One aspect of Frank Godwin’s career, which I believe few are aware of, are the cover-labels he illustrated for a number of books in David McKay’s series of books known as “McKay’s Young People’s Classics.” The cover-labels are the paper labels pasted to the fronts of many books back in the “olden days.” I believe that Godwin produced illustrations for seven or eight (or so) of the covers in that series (not to mention a large non-McKay books, principally Winston books).
The illustrations are interesting not only because there are beautifully done, but because they typify Godwin’s work and are easily identifiable as Godwin’s from a mile away. One other aspect of the drawings is that at least a couple of them are parallel to other work he produced.
Below is a section of the cover for The Arabian Nights (from that McKay series) which illustrates this well. The drawing shows Morgiana pouring oil into one of the jars containing the thieves. It is similar to another early illustration by Godwin often seen as the cover illustration to certain Winston versions of the The Arabian Nights. A portion of the latter is also shown (the one with more vivid covers and pure-white lettering.
I have other versions of the lower illustration that were reproduced better — perhaps someday I will replace the second scan above.
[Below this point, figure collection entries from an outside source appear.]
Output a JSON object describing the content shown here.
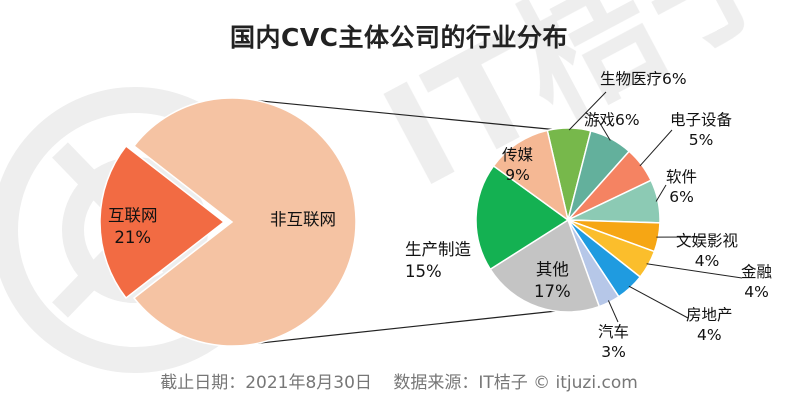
{
  "title": "国内CVC主体公司的行业分布",
  "footer": {
    "date": "截止日期：2021年8月30日",
    "source": "数据来源：IT桔子 © itjuzi.com"
  },
  "watermark_text": "IT桔子",
  "chart_data": {
    "type": "pie",
    "charts": [
      {
        "name": "main",
        "slices": [
          {
            "label": "非互联网",
            "value": 79,
            "color": "#F5C3A3"
          },
          {
            "label": "互联网",
            "value": 21,
            "value_label": "21%",
            "color": "#F26B43"
          }
        ]
      },
      {
        "name": "breakdown",
        "slices": [
          {
            "label": "生物医疗",
            "value": 6,
            "value_label": "6%",
            "color": "#77B84B"
          },
          {
            "label": "游戏",
            "value": 6,
            "value_label": "6%",
            "color": "#63B09C"
          },
          {
            "label": "电子设备",
            "value": 5,
            "value_label": "5%",
            "color": "#F58362"
          },
          {
            "label": "软件",
            "value": 6,
            "value_label": "6%",
            "color": "#8CCAB4"
          },
          {
            "label": "文娱影视",
            "value": 4,
            "value_label": "4%",
            "color": "#F6A614"
          },
          {
            "label": "金融",
            "value": 4,
            "value_label": "4%",
            "color": "#FBBE2C"
          },
          {
            "label": "房地产",
            "value": 4,
            "value_label": "4%",
            "color": "#1F9BE0"
          },
          {
            "label": "汽车",
            "value": 3,
            "value_label": "3%",
            "color": "#B6C7E8"
          },
          {
            "label": "其他",
            "value": 17,
            "value_label": "17%",
            "color": "#C4C4C4"
          },
          {
            "label": "生产制造",
            "value": 15,
            "value_label": "15%",
            "color": "#14B152"
          },
          {
            "label": "传媒",
            "value": 9,
            "value_label": "9%",
            "color": "#F5B894"
          }
        ]
      }
    ]
  }
}
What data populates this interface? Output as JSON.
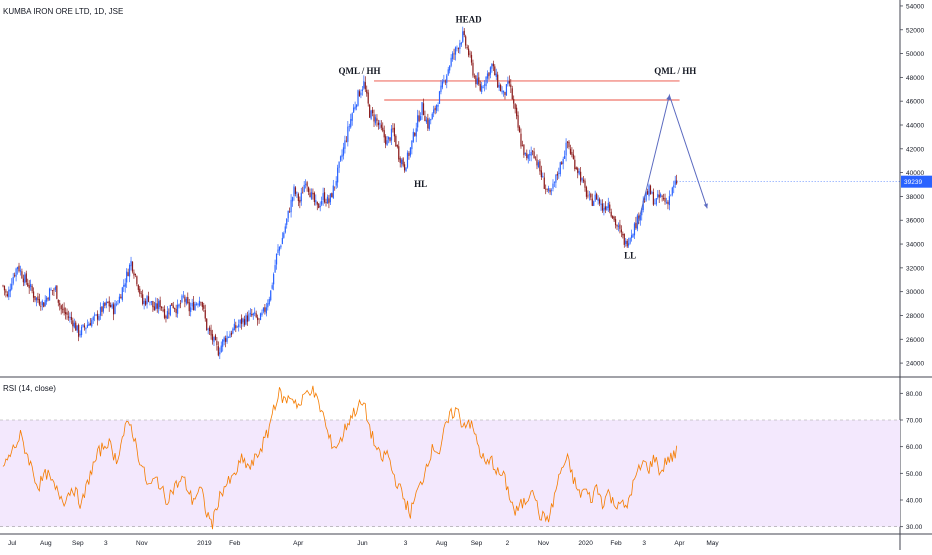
{
  "title": "KUMBA IRON ORE LTD, 1D, JSE",
  "rsi_title": "RSI (14, close)",
  "last_price_label": "39239",
  "colors": {
    "up": "#2962ff",
    "down": "#8b1a1a",
    "qml_line": "#f28b82",
    "projection": "#5c6bc0",
    "rsi_line": "#f57c00",
    "rsi_band": "#f3e8fd",
    "badge": "#2962ff"
  },
  "chart_data": [
    {
      "type": "candlestick",
      "title": "KUMBA IRON ORE LTD, 1D, JSE",
      "y_ticks": [
        24000,
        26000,
        28000,
        30000,
        32000,
        34000,
        36000,
        38000,
        40000,
        42000,
        44000,
        46000,
        48000,
        50000,
        52000,
        54000
      ],
      "ylim": [
        23000,
        54500
      ],
      "x_ticks": [
        "Jul",
        "Aug",
        "Sep",
        "3",
        "Nov",
        "2019",
        "Feb",
        "Apr",
        "Jun",
        "3",
        "Aug",
        "Sep",
        "2",
        "Nov",
        "2020",
        "Feb",
        "3",
        "Apr",
        "May"
      ],
      "price_path": [
        [
          0,
          30500
        ],
        [
          3,
          29500
        ],
        [
          6,
          31000
        ],
        [
          10,
          32200
        ],
        [
          14,
          31200
        ],
        [
          18,
          30500
        ],
        [
          22,
          29500
        ],
        [
          28,
          29000
        ],
        [
          32,
          30000
        ],
        [
          36,
          30200
        ],
        [
          40,
          28500
        ],
        [
          44,
          28000
        ],
        [
          48,
          27500
        ],
        [
          52,
          26500
        ],
        [
          56,
          27000
        ],
        [
          60,
          27500
        ],
        [
          64,
          27800
        ],
        [
          68,
          28500
        ],
        [
          72,
          29000
        ],
        [
          76,
          28500
        ],
        [
          80,
          29500
        ],
        [
          84,
          31000
        ],
        [
          88,
          32500
        ],
        [
          92,
          31000
        ],
        [
          96,
          29000
        ],
        [
          100,
          29500
        ],
        [
          104,
          28500
        ],
        [
          108,
          29000
        ],
        [
          112,
          28000
        ],
        [
          116,
          29000
        ],
        [
          120,
          28500
        ],
        [
          124,
          29500
        ],
        [
          128,
          28500
        ],
        [
          132,
          29000
        ],
        [
          136,
          29500
        ],
        [
          140,
          27000
        ],
        [
          144,
          26000
        ],
        [
          148,
          25000
        ],
        [
          152,
          26000
        ],
        [
          156,
          26500
        ],
        [
          160,
          27000
        ],
        [
          164,
          27500
        ],
        [
          168,
          27800
        ],
        [
          172,
          28000
        ],
        [
          176,
          27500
        ],
        [
          180,
          28500
        ],
        [
          184,
          30000
        ],
        [
          188,
          33000
        ],
        [
          192,
          34500
        ],
        [
          196,
          36500
        ],
        [
          200,
          38500
        ],
        [
          204,
          37500
        ],
        [
          208,
          39500
        ],
        [
          212,
          38000
        ],
        [
          216,
          37000
        ],
        [
          220,
          38000
        ],
        [
          224,
          37500
        ],
        [
          228,
          39000
        ],
        [
          232,
          41000
        ],
        [
          236,
          43000
        ],
        [
          240,
          45000
        ],
        [
          244,
          46500
        ],
        [
          248,
          47500
        ],
        [
          252,
          45000
        ],
        [
          256,
          44500
        ],
        [
          260,
          43500
        ],
        [
          264,
          42500
        ],
        [
          268,
          43500
        ],
        [
          272,
          41500
        ],
        [
          276,
          40500
        ],
        [
          280,
          42000
        ],
        [
          284,
          44000
        ],
        [
          288,
          45500
        ],
        [
          292,
          44000
        ],
        [
          296,
          45000
        ],
        [
          300,
          46500
        ],
        [
          304,
          48000
        ],
        [
          308,
          49500
        ],
        [
          312,
          50500
        ],
        [
          316,
          51500
        ],
        [
          320,
          50000
        ],
        [
          324,
          48000
        ],
        [
          328,
          47000
        ],
        [
          332,
          48000
        ],
        [
          336,
          49000
        ],
        [
          340,
          47500
        ],
        [
          344,
          46500
        ],
        [
          348,
          47500
        ],
        [
          352,
          45000
        ],
        [
          356,
          42500
        ],
        [
          360,
          41000
        ],
        [
          364,
          42000
        ],
        [
          368,
          40500
        ],
        [
          372,
          39000
        ],
        [
          376,
          38000
        ],
        [
          380,
          39500
        ],
        [
          384,
          41000
        ],
        [
          388,
          42500
        ],
        [
          392,
          41000
        ],
        [
          396,
          40000
        ],
        [
          400,
          38500
        ],
        [
          404,
          37500
        ],
        [
          408,
          38000
        ],
        [
          412,
          37000
        ],
        [
          416,
          37500
        ],
        [
          420,
          36000
        ],
        [
          424,
          35000
        ],
        [
          428,
          34000
        ],
        [
          432,
          35000
        ],
        [
          436,
          36000
        ],
        [
          440,
          37500
        ],
        [
          444,
          38500
        ],
        [
          448,
          37500
        ],
        [
          452,
          38000
        ],
        [
          456,
          37500
        ],
        [
          460,
          38500
        ],
        [
          463,
          39239
        ]
      ],
      "series_days": 464,
      "annotations": [
        {
          "text": "HEAD",
          "x": 320,
          "y": 52600
        },
        {
          "text": "QML / HH",
          "x": 245,
          "y": 48300
        },
        {
          "text": "QML / HH",
          "x": 462,
          "y": 48300
        },
        {
          "text": "HL",
          "x": 287,
          "y": 38800
        },
        {
          "text": "LL",
          "x": 431,
          "y": 32800
        }
      ],
      "qml_levels": [
        {
          "price": 47700,
          "x_start": 255,
          "x_end": 465
        },
        {
          "price": 46100,
          "x_start": 262,
          "x_end": 465
        }
      ],
      "projection": [
        [
          436,
          35500
        ],
        [
          458,
          46500
        ],
        [
          484,
          37000
        ]
      ],
      "last_price": 39239
    },
    {
      "type": "line",
      "title": "RSI (14, close)",
      "y_ticks": [
        30,
        40,
        50,
        60,
        70,
        80
      ],
      "ylim": [
        28,
        85
      ],
      "band": [
        30,
        70
      ],
      "x_ticks": [
        "Jul",
        "Aug",
        "Sep",
        "3",
        "Nov",
        "2019",
        "Feb",
        "Apr",
        "Jun",
        "3",
        "Aug",
        "Sep",
        "2",
        "Nov",
        "2020",
        "Feb",
        "3",
        "Apr",
        "May"
      ],
      "rsi_path": [
        [
          0,
          52
        ],
        [
          6,
          58
        ],
        [
          12,
          64
        ],
        [
          18,
          55
        ],
        [
          24,
          45
        ],
        [
          30,
          50
        ],
        [
          36,
          44
        ],
        [
          42,
          40
        ],
        [
          48,
          45
        ],
        [
          54,
          38
        ],
        [
          60,
          50
        ],
        [
          66,
          58
        ],
        [
          72,
          62
        ],
        [
          78,
          55
        ],
        [
          84,
          67
        ],
        [
          88,
          68
        ],
        [
          94,
          55
        ],
        [
          100,
          45
        ],
        [
          106,
          48
        ],
        [
          112,
          40
        ],
        [
          118,
          45
        ],
        [
          124,
          48
        ],
        [
          130,
          40
        ],
        [
          136,
          44
        ],
        [
          140,
          35
        ],
        [
          144,
          31
        ],
        [
          148,
          40
        ],
        [
          152,
          45
        ],
        [
          158,
          48
        ],
        [
          164,
          55
        ],
        [
          170,
          52
        ],
        [
          176,
          58
        ],
        [
          182,
          65
        ],
        [
          186,
          75
        ],
        [
          190,
          80
        ],
        [
          194,
          77
        ],
        [
          198,
          79
        ],
        [
          204,
          75
        ],
        [
          208,
          80
        ],
        [
          212,
          82
        ],
        [
          216,
          77
        ],
        [
          220,
          72
        ],
        [
          224,
          63
        ],
        [
          228,
          60
        ],
        [
          232,
          62
        ],
        [
          236,
          68
        ],
        [
          240,
          72
        ],
        [
          244,
          75
        ],
        [
          248,
          76
        ],
        [
          252,
          67
        ],
        [
          256,
          60
        ],
        [
          260,
          55
        ],
        [
          264,
          58
        ],
        [
          268,
          50
        ],
        [
          272,
          45
        ],
        [
          276,
          40
        ],
        [
          280,
          35
        ],
        [
          284,
          42
        ],
        [
          288,
          47
        ],
        [
          292,
          55
        ],
        [
          296,
          60
        ],
        [
          300,
          58
        ],
        [
          304,
          67
        ],
        [
          308,
          72
        ],
        [
          312,
          74
        ],
        [
          316,
          68
        ],
        [
          320,
          70
        ],
        [
          324,
          65
        ],
        [
          328,
          58
        ],
        [
          332,
          53
        ],
        [
          336,
          55
        ],
        [
          340,
          50
        ],
        [
          344,
          49
        ],
        [
          348,
          42
        ],
        [
          352,
          35
        ],
        [
          356,
          38
        ],
        [
          360,
          40
        ],
        [
          364,
          46
        ],
        [
          368,
          35
        ],
        [
          372,
          33
        ],
        [
          376,
          34
        ],
        [
          380,
          44
        ],
        [
          384,
          52
        ],
        [
          388,
          55
        ],
        [
          392,
          48
        ],
        [
          396,
          42
        ],
        [
          400,
          44
        ],
        [
          404,
          40
        ],
        [
          408,
          45
        ],
        [
          412,
          39
        ],
        [
          416,
          43
        ],
        [
          420,
          38
        ],
        [
          424,
          40
        ],
        [
          428,
          36
        ],
        [
          432,
          44
        ],
        [
          436,
          50
        ],
        [
          440,
          54
        ],
        [
          444,
          52
        ],
        [
          448,
          56
        ],
        [
          452,
          50
        ],
        [
          456,
          55
        ],
        [
          460,
          56
        ],
        [
          463,
          58
        ]
      ]
    }
  ]
}
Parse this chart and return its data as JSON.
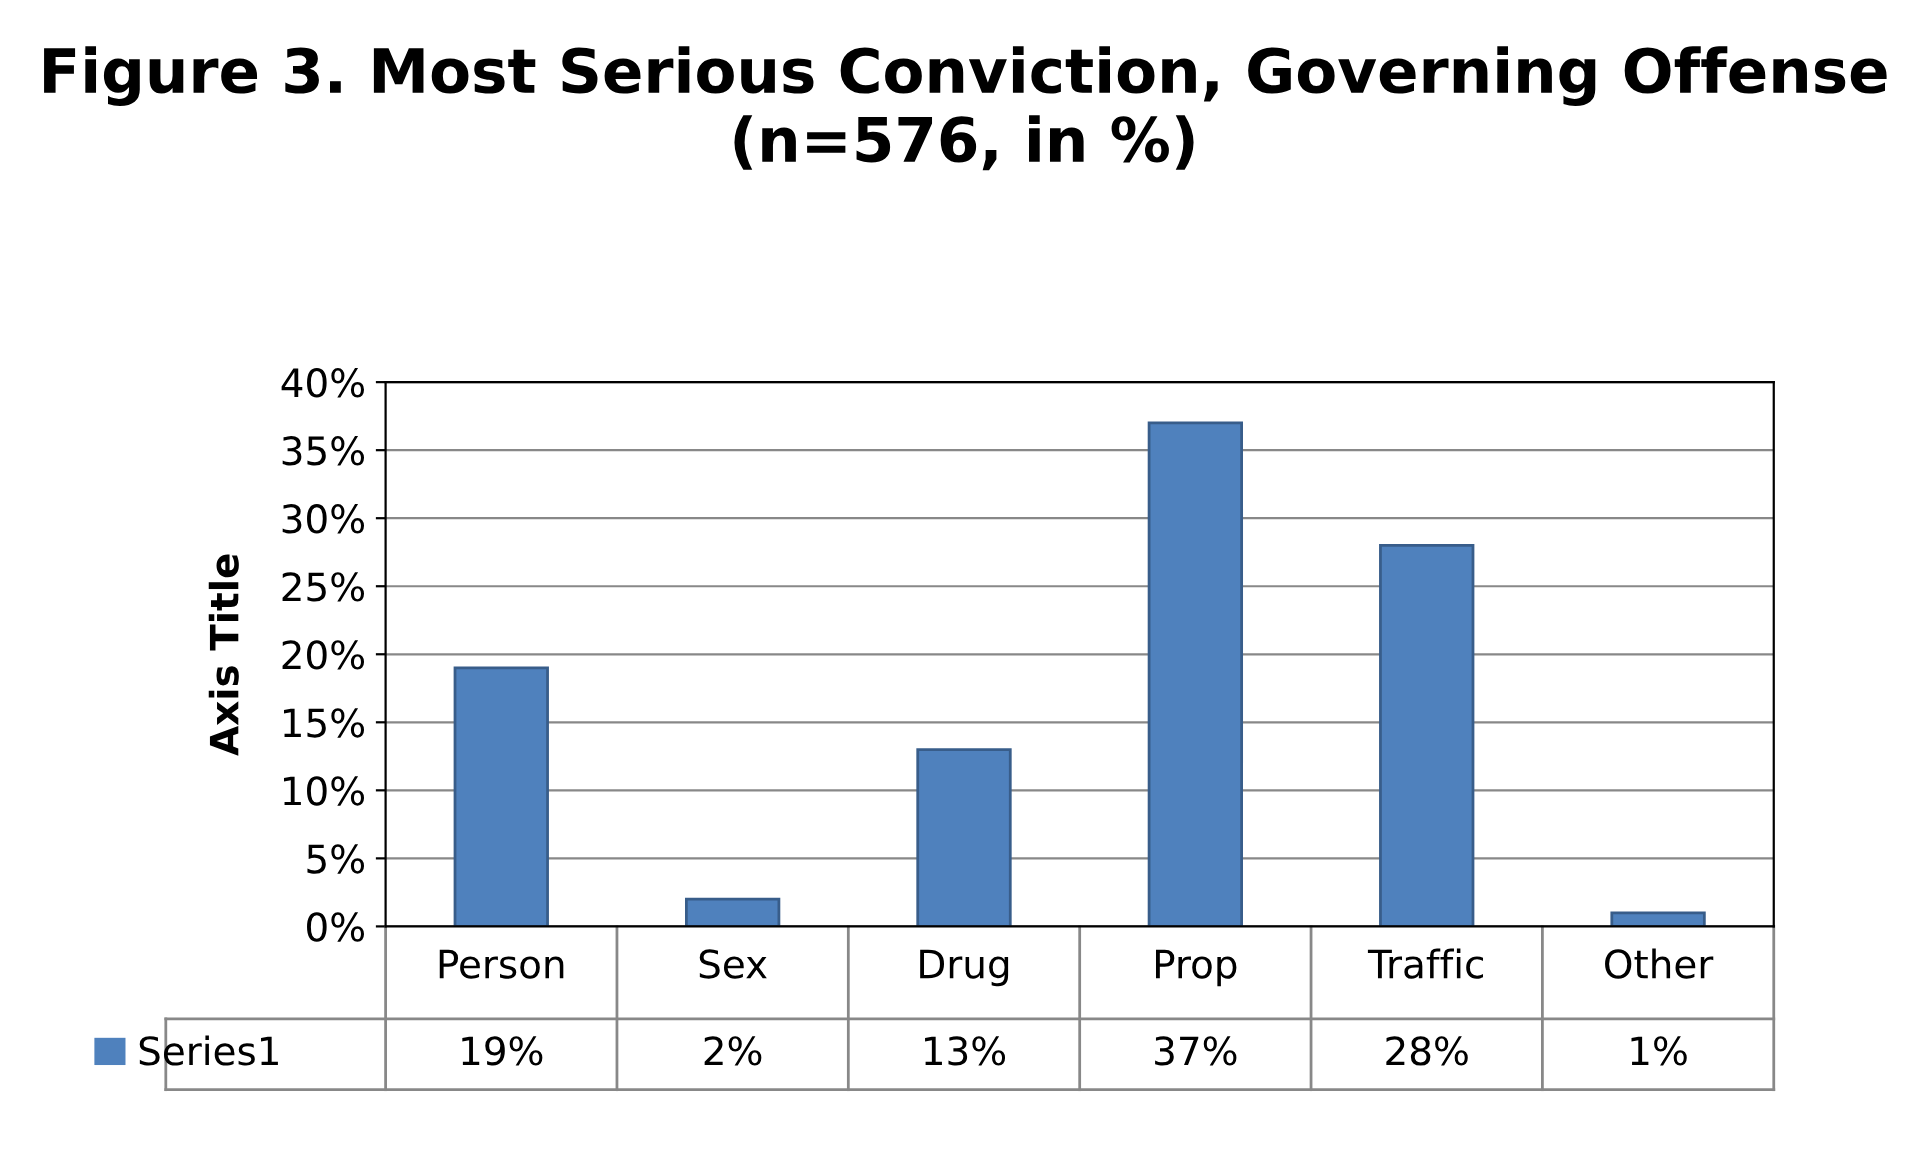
{
  "chart_data": {
    "type": "bar",
    "title": "Figure 3. Most Serious Conviction, Governing Offense (n=576, in %)",
    "ylabel": "Axis Title",
    "categories": [
      "Person",
      "Sex",
      "Drug",
      "Prop",
      "Traffic",
      "Other"
    ],
    "series": [
      {
        "name": "Series1",
        "color": "#4f81bd",
        "values": [
          19,
          2,
          13,
          37,
          28,
          1
        ],
        "value_labels": [
          "19%",
          "2%",
          "13%",
          "37%",
          "28%",
          "1%"
        ]
      }
    ],
    "ylim": [
      0,
      40
    ],
    "yticks": [
      {
        "value": 0,
        "label": "0%"
      },
      {
        "value": 5,
        "label": "5%"
      },
      {
        "value": 10,
        "label": "10%"
      },
      {
        "value": 15,
        "label": "15%"
      },
      {
        "value": 20,
        "label": "20%"
      },
      {
        "value": 25,
        "label": "25%"
      },
      {
        "value": 30,
        "label": "30%"
      },
      {
        "value": 35,
        "label": "35%"
      },
      {
        "value": 40,
        "label": "40%"
      }
    ],
    "grid": "y",
    "legend": "bottom left"
  }
}
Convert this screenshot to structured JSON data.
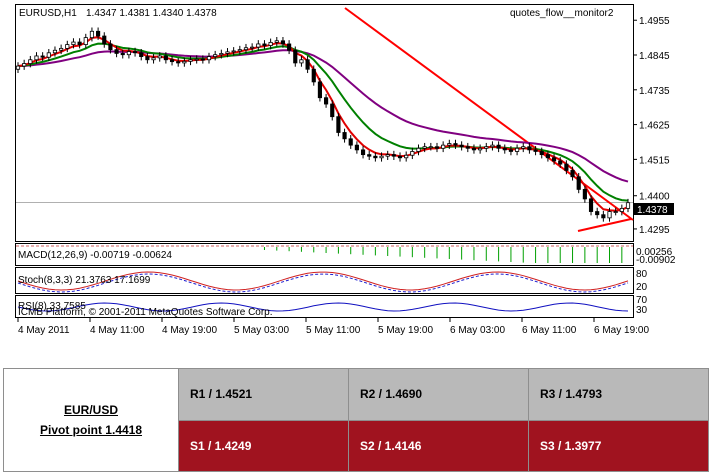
{
  "chart": {
    "symbol_label": "EURUSD,H1",
    "ohlc_label": "1.4347 1.4381 1.4340 1.4378",
    "indicator_label": "quotes_flow__monitor2",
    "price_ticks": [
      "1.4955",
      "1.4845",
      "1.4735",
      "1.4625",
      "1.4515",
      "1.4400",
      "1.4295"
    ],
    "current_price": "1.4378",
    "macd_label": "MACD(12,26,9) -0.00719 -0.00624",
    "macd_ticks": [
      "0.00256",
      "-0.00902"
    ],
    "stoch_label": "Stoch(8,3,3) 21.3763 17.1699",
    "stoch_ticks": [
      "80",
      "20"
    ],
    "rsi_label": "RSI(8) 33.7585",
    "rsi_ticks": [
      "70",
      "30"
    ],
    "copyright": "ICMB Platform, © 2001-2011 MetaQuotes Software Corp.",
    "time_labels": [
      "4 May 2011",
      "4 May 11:00",
      "4 May 19:00",
      "5 May 03:00",
      "5 May 11:00",
      "5 May 19:00",
      "6 May 03:00",
      "6 May 11:00",
      "6 May 19:00"
    ],
    "colors": {
      "ema_fast": "#e00000",
      "ema_mid": "#008000",
      "ema_slow": "#800080",
      "trendline": "#ff0000",
      "macd_hist": "#00a000",
      "rsi": "#1010c0"
    }
  },
  "chart_data": {
    "type": "candlestick",
    "series": [
      {
        "name": "EURUSD,H1",
        "close": [
          1.481,
          1.4818,
          1.483,
          1.4842,
          1.4838,
          1.4852,
          1.486,
          1.4866,
          1.4878,
          1.4886,
          1.4878,
          1.49,
          1.492,
          1.4905,
          1.488,
          1.4862,
          1.485,
          1.4846,
          1.4856,
          1.4852,
          1.484,
          1.483,
          1.4836,
          1.4842,
          1.483,
          1.4824,
          1.482,
          1.4825,
          1.483,
          1.4832,
          1.483,
          1.484,
          1.4846,
          1.485,
          1.4855,
          1.4858,
          1.4862,
          1.4868,
          1.487,
          1.488,
          1.4875,
          1.4885,
          1.489,
          1.488,
          1.486,
          1.482,
          1.483,
          1.48,
          1.476,
          1.471,
          1.469,
          1.465,
          1.46,
          1.458,
          1.456,
          1.4545,
          1.453,
          1.4525,
          1.452,
          1.4525,
          1.453,
          1.4525,
          1.452,
          1.4528,
          1.454,
          1.455,
          1.4555,
          1.4555,
          1.455,
          1.456,
          1.4565,
          1.456,
          1.4555,
          1.455,
          1.4545,
          1.455,
          1.4555,
          1.456,
          1.455,
          1.4545,
          1.454,
          1.455,
          1.4555,
          1.4545,
          1.454,
          1.453,
          1.452,
          1.451,
          1.45,
          1.448,
          1.446,
          1.442,
          1.439,
          1.435,
          1.434,
          1.433,
          1.435,
          1.435,
          1.436,
          1.4378
        ]
      }
    ],
    "ylim": [
      1.426,
      1.5
    ]
  },
  "pivot": {
    "pair": "EUR/USD",
    "pivot_label": "Pivot point 1.4418",
    "r1": "R1 / 1.4521",
    "r2": "R2 / 1.4690",
    "r3": "R3 / 1.4793",
    "s1": "S1 / 1.4249",
    "s2": "S2 / 1.4146",
    "s3": "S3 / 1.3977"
  }
}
In any event, I believe that the top illustration was drawn perhaps a decade later than the lower. That stands to reason, because even in the versions above, the top illustration appears more sophisticated and more nuanced (and more detailed, for that matter). The top illustration is also more dynamic, for we better see the oil pouring from the kettle, as it hits, and flows into, the jar, and Morgiana is in a more active pose–and we are looking down at the jar, rather than sideways or up–kind of drawing us into the jars. Yipes!